No matter which technology wins mobile data market, Nikolich and Battat agreed incumbent carriers would provide that service, not today’s Wi-Fi hot spot operators. Saying current hot spot operators seemed opportunistic, buying access point, fractional T-1 line and little else to set up service, Nikolich said many broadband wireless providers were “likely merger candidates.” Wi-Fi is popular because networks are easy to set up and users maintain networks themselves, but that may work to advantage of broadband wireless service providers, Battat said: “But once users get sick of systems not running, they will run back to the arms of the professionals.” -- John Spofford

Conference Notebook…

WorldCom emerging from bankruptcy as entity without debt would be “serious cat among the pigeons,” Mitel Networks Chmn. Terence Matthews warned at Next Generation Networks (NGN) conference in Boston Wed. Ability of large telecom carriers to carry debt load “equivalent to the national debt of Italy and carry on business as usual” is sign of their strength, he said in response to question following keynote. “But I fear for companies like AT&T if they must compete with a WorldCom without debt,” he said. Industry could face multiple cycles of bankruptcies as service providers emerged from bankruptcy with substantially less debt and engage in aggressive price war, said Roger McNamee, gen. partner, Integral Capital Partners.

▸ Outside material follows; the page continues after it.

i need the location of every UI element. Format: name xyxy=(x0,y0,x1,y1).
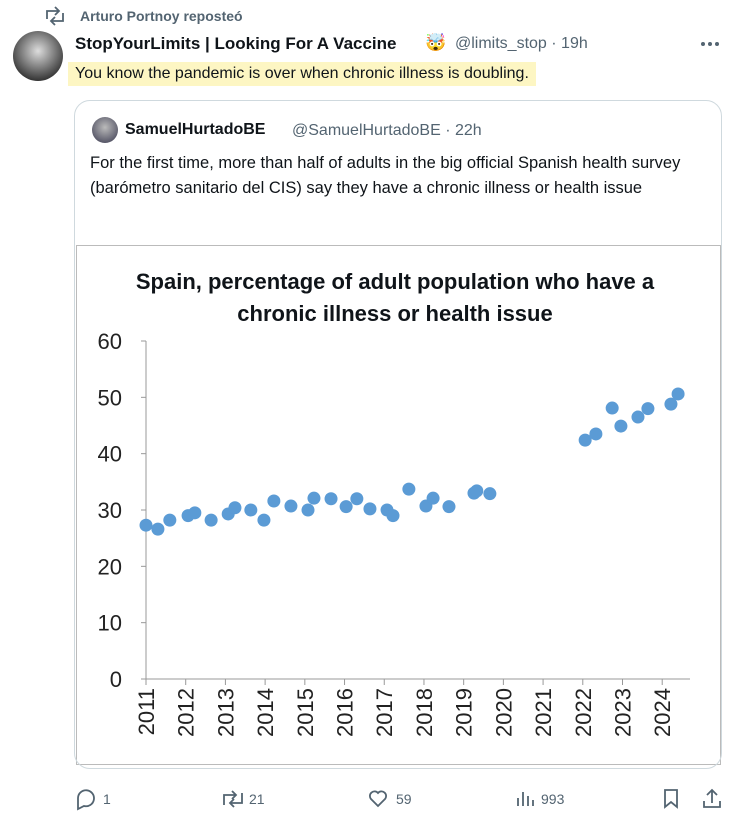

In panel discussing state of network investing, he compared current telecom industry with 19th-century railroads: “Building the railroads first nationally and later around the world was incredibly capital intensive, built mostly by debt.” Railroad buildouts were accompanied by “investment frenzies” and many company failures, he said. “Some assets went through bankruptcy multiple times.” Railroads would emerge from bankruptcy and through aggressive pricing bankrupt next-weakest railroad, McNamee said. It’s likely telecom industry will suffer similar “cascade of bankruptcies,” process that could take many years, he said: “Unfortunately, it is a natural process we have to go through.” NGN Co-Chmn. John McQuillan compared telecom industry with airlines -- “business in a permanent state of crisis.” Some airlines have gone into bankruptcy several times, but “we can get on planes to go from A to B, and the airlines still buy planes, so why should we care?” he asked. Consumers care because quality of airline experience “has gotten terrible” in the last 10-20 years. “I hate to think we will see the same deterioration of service in telecom,” he said: “We can’t afford the level of quality we have now.” Future telecom services may be offered at different levels of quality and extremely high-quality telecom service would become expensive option, analogous to corporate jet, he said: Customers that didn’t order high- quality service would have telecom equivalent of “flying coach.”